Willkommen im Dorf- und Schulmuseum

Das Museum zum Anfassen  -  Schule im alten Schulhaus

Kulturpreisträger des Kulturpreises 2007 des Kreises Ostholstein


Reise durch die Geschichte des Hamburger Hafens

Dorf- und Schulmuseum startet am 15. September zum Museumsausflug

Zu einer spannenden Reise durch die abwechslungsreiche Geschichte des Hamburger Hafens lädt der Förderverein Dorfmuseum Schönwalde am 15. September ein. Der alljährliche Museumsausflug führt seine Teilnehmer zunächst in den Schuppen 50a des ehemaligen Freihafens. Eine Führung durch das dort beheimatete Hafenmuseum Hamburg gibt einen ersten Einblick. Nach einem stilechten Mittagessen in der Oberhafen-Kantine erwartet die Gruppe am Nachmittag die Speicherstadt mit seinem Museum zur Entstehung und zur Arbeit im heutigen Weltkulturerbe. Zwischen Kaffeesäcken und Teekisten gibt es dort Kaffee und Kuchen.

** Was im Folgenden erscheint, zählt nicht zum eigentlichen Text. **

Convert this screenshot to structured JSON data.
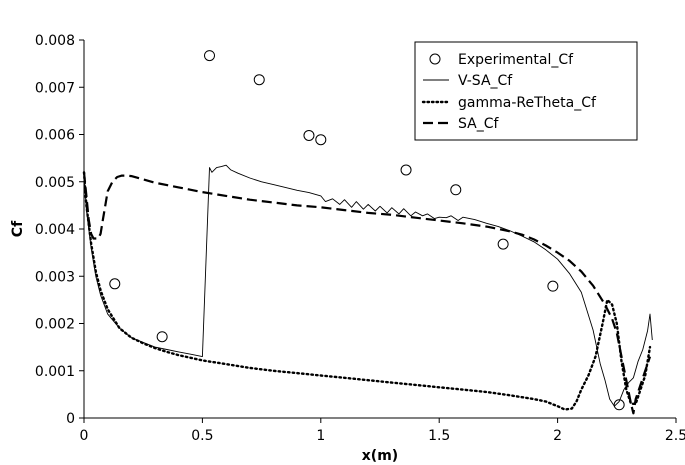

Die Fahrt im modernen Reisebus startet um acht Uhr am ZOB in Schönwalde direkt neben dem Dorf- und Schulmuseum. Die Rückkehr ist für 18 Uhr geplant. Der Kostenbeitrag für Bus, Eintritt, Führung und Kaffeegedeck beträgt 35 Euro pro Person. Kinder bis 18 Jahren zahlen 25 Euro. Das Mittagessen ist nach Vorauswahl separat zu zahlen. Anmeldungen sind bis zum 10. September bei Marc Dobkowitz möglich (Telefon: 04528 / 1737, Email: dorfmuseum-schoenwalde@t-online.de).

Weitere Info und Fotos von den Ausflugszielen auf der Seite "Terminkalender"

 Im Hafenmuseum Hamburg im ehemaligen Freihafen im Schuppen 50a, erbaut Anfang des 19.Jahrhunderts, beginnt die Reise durch die Geschichte des Hamburger Hafens, auf die sich das Dorf- und Schulmuseum Schönwalde am 15. September macht.
Im Hafenmuseum Hamburg im ehemaligen Freihafen im Schuppen 50a, erbaut Anfang des 19.Jahrhunderts, beginnt die Reise durch die Geschichte des Hamburger Hafens, auf die sich das Dorf- und Schulmuseum Schönwalde am 15. September macht.

2. Kunst-Schmiede-Festival am 19./20. Oktober 2019!

Zum 2. Kunst-Schmiede-Festival in Schönwalde am Bungsberg kommen auf Einladung des Fördervereins Dorfmuseum Schönwalde a.B. Kunstschmiede aus ganz Deutschland an den Bungsberg. Nach einem internen Kennenlernen der Teilnehmer am Freitag (18. Oktober) treten diese am Sonnabend (19. Oktober) ab 14 Uhr zu einem Schmiedewettbewerb unter dem Motto "Bewegend" an. Dabei können die Besucher des Festivals den Handwerkern über die Schulter schauen. Schon um 11 Uhr sind die Essen angeheizt und es wird an einem Gastgeschenk für die Gemeinde Schönwalde, einem geschmiedeten Wappen, gearbeitet. Am Abend ist Live-Musik im Festzelt geplant. Nach der Siegerehrung werden am 20 Uhr die Essen noch einmal zum Nacht-Schmieden angeheizt. und zum Abschluss des Abends gibt es ein Feuerwerk. Am Sonntag (20. Oktober) sind die Essen ab 11 Uhr wieder in Betrieb und jedermann kann sich unter Anleitung der Schmiede im Umgang mit Hammer und Amboss versuchen.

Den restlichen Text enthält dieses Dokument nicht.